By Elizabeth Szep on October 4th, 2018
Price growth across U.S. metros is diverging. After years of synchronized movement during the Global Financial Crisis and into the later stages of recovery, U.S. metros are now responding to their own local and individual dynamics.
While all areas posted strong price growth five years ago, high-flying locales like the NYC Metro and Miami have begun to show a slowed pace of growth into 2018. Meanwhile, secondary markets, which have been favored by investors since 2016, are showing accelerated increases. Raleigh/Durham and Sacramento are among the top markets for price growth in the 12 months through midyear 2018.
The graphic above shows the distribution of year-over-year RCA CPPI growth for 33 U.S. metros since 2007. In 2008 and 2009 prices in all markets moved in tandem: down and fast. Into 2013 and 2014 prices across all markets recovered. Investing in real estate had been a sure bet wherever one went during this time because, after the low of the financial crisis, the only way left was up.
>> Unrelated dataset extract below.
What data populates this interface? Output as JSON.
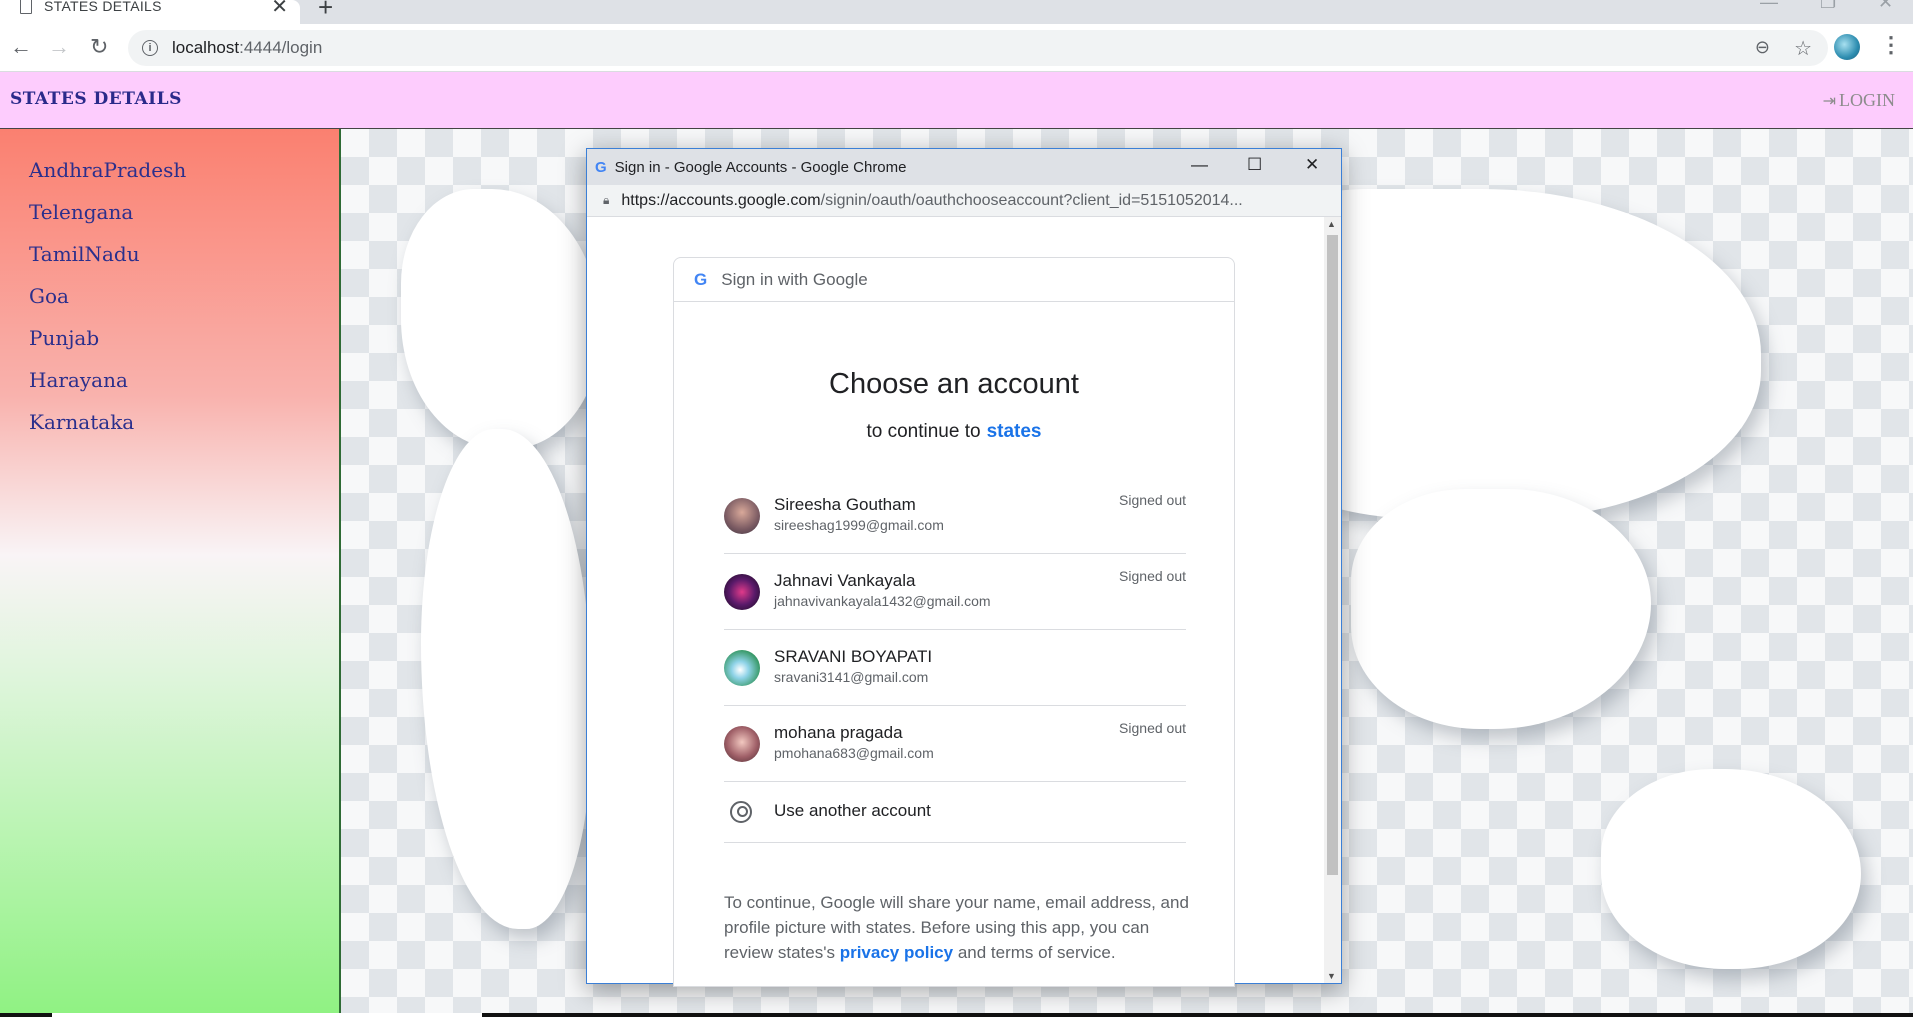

In the past several years, however, price growth has normalized and become less coordinated. At midyear 2018, the number of metros posting positive annual growth above 2% has dropped to about 80%, down from 2014 when all markets were positive. The majority of metros today, though, are still posting growth between 2% and 10% year-over-year. That growth is healthy and represents a much more normal pace than the recent past. By contrast, in 2015, the majority of metros were posting growth of over 10% year-over-year.
In the coming years local dynamics will play an increasingly important role in commercial real estate investment as each market responds to its own economy.